AI Doesn't Raise the Floor. It Steepens the Slope.
Source: Anna Shipman

Anna Shipman's notes from a recent engineering productivity panel are worth ten minutes of your time — not for the whole thing, but for one sentence buried in the second bullet.
AI amplifies, it doesn't augment.
That distinction matters more than most AI productivity commentary manages. Augmentation implies a rising tide — everyone gets a boost, gaps narrow, weaker teams get propped up. Amplification means the opposite: what's already strong gets stronger, and what's already weak gets worse, faster. In a well-structured codebase, agents accelerate delivery. In a poorly structured one, they generate mess at pace. This isn't a nuanced take — it's a practical implication that should be sitting at the top of every "should we adopt AI tools?" conversation, and almost never is.
It also reframes where the investment case for AI tools actually sits. It's not in the tools. It's in the foundations those tools will be let loose on.
That said, the piece doesn't earn everything it claims.

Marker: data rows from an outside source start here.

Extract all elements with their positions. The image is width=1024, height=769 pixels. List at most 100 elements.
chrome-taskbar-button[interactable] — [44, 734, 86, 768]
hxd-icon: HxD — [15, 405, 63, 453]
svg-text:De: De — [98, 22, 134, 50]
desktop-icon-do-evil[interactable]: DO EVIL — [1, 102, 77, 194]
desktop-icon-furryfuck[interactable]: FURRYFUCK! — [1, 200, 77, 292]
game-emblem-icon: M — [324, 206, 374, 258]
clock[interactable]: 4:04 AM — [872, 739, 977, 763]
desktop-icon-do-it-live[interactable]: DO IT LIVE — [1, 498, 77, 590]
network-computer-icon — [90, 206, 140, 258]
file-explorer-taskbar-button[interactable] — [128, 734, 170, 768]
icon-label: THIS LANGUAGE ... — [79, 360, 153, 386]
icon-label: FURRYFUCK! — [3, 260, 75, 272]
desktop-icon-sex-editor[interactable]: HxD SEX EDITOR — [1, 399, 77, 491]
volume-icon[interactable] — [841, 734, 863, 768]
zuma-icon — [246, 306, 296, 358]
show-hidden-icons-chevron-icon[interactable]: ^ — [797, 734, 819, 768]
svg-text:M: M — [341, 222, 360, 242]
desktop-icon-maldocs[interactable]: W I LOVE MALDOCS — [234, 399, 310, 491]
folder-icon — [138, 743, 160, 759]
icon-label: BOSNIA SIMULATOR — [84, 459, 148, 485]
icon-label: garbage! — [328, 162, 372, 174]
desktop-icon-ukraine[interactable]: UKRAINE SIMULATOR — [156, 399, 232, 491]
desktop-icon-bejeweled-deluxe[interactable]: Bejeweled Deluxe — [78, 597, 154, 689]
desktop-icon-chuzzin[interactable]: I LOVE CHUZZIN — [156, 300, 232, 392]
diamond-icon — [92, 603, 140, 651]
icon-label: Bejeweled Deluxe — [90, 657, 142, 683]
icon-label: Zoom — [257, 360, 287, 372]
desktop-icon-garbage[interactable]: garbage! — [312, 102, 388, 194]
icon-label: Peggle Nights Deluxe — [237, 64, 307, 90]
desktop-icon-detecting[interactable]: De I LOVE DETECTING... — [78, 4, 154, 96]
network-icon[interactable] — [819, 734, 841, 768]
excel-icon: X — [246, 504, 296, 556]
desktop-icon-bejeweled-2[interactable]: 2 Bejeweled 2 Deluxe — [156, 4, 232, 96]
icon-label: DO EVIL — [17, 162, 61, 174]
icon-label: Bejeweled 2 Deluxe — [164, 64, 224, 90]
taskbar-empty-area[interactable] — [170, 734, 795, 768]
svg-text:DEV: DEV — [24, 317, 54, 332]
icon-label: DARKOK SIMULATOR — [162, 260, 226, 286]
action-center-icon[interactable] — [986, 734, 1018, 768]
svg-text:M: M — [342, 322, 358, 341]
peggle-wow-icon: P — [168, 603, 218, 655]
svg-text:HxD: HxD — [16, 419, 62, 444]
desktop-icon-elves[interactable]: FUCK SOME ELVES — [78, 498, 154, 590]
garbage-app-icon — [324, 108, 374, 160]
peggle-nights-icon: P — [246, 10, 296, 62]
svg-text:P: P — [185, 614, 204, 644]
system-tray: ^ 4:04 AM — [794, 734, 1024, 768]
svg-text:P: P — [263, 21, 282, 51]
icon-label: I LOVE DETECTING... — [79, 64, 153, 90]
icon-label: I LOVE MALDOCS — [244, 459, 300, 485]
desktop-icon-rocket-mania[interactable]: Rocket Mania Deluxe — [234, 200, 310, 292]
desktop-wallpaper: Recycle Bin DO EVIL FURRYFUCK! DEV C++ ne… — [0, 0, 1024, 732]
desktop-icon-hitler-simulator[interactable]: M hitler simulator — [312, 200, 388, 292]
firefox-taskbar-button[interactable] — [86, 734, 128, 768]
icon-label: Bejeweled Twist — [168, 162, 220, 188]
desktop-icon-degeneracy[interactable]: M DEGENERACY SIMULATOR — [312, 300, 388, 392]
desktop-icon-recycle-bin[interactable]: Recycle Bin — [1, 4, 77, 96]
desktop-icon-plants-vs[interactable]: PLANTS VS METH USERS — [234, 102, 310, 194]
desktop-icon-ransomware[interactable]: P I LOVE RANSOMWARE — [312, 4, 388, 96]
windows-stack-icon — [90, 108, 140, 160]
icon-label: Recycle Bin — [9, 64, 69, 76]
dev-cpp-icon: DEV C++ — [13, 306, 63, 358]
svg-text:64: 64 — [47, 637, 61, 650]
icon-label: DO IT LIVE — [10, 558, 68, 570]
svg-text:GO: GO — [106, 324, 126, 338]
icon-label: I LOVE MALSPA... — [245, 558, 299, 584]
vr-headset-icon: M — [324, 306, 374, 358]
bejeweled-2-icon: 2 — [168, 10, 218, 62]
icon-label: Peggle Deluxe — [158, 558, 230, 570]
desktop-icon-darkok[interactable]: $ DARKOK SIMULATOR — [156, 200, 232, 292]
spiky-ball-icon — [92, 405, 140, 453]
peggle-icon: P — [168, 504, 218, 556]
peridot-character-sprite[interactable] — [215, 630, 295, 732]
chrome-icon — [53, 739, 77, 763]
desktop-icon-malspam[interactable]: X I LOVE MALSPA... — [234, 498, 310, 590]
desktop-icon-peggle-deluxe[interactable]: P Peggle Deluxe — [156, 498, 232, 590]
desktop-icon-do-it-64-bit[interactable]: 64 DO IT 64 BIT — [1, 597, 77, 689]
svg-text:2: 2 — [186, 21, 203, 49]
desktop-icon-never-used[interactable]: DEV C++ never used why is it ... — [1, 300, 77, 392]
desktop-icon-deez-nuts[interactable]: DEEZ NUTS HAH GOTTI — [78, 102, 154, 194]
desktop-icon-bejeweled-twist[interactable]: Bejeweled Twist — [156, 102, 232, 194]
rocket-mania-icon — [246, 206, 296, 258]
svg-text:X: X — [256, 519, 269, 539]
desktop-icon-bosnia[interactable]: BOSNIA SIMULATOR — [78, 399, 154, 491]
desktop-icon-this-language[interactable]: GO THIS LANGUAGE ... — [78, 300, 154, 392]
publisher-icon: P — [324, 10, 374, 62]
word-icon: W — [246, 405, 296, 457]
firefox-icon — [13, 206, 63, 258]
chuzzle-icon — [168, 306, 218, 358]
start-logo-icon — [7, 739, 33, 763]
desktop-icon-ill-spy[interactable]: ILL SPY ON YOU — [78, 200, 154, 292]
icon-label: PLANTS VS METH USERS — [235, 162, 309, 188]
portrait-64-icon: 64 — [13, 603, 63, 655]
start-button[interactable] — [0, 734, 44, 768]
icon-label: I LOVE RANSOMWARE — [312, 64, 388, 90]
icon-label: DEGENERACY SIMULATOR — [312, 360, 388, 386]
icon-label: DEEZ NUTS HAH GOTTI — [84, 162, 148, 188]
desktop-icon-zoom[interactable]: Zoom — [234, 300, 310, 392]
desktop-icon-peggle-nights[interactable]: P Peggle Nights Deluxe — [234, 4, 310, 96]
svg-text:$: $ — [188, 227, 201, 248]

The claim that one team delivered in a day what would previously have taken two weeks is presented as evidence of what AI can do. But the panel explicitly asked for the most dramatic examples they could find. That's not evidence — that's a ceiling. Reporting the outlier as the signal, even with a bracketed caveat ("that doesn't mean productivity has overall sped up 10x"), is exactly the move that makes AI productivity discourse so hard to use. The caveat doesn't undo the impression left by the headline example.
The amplification framing is what you take away. Take it, apply it to wherever you're thinking about deploying AI in your own work, and ask the harder question first: is what I'm pointing this at actually in good shape?
If the answer is uncertain, that's the problem to solve before the tools become relevant.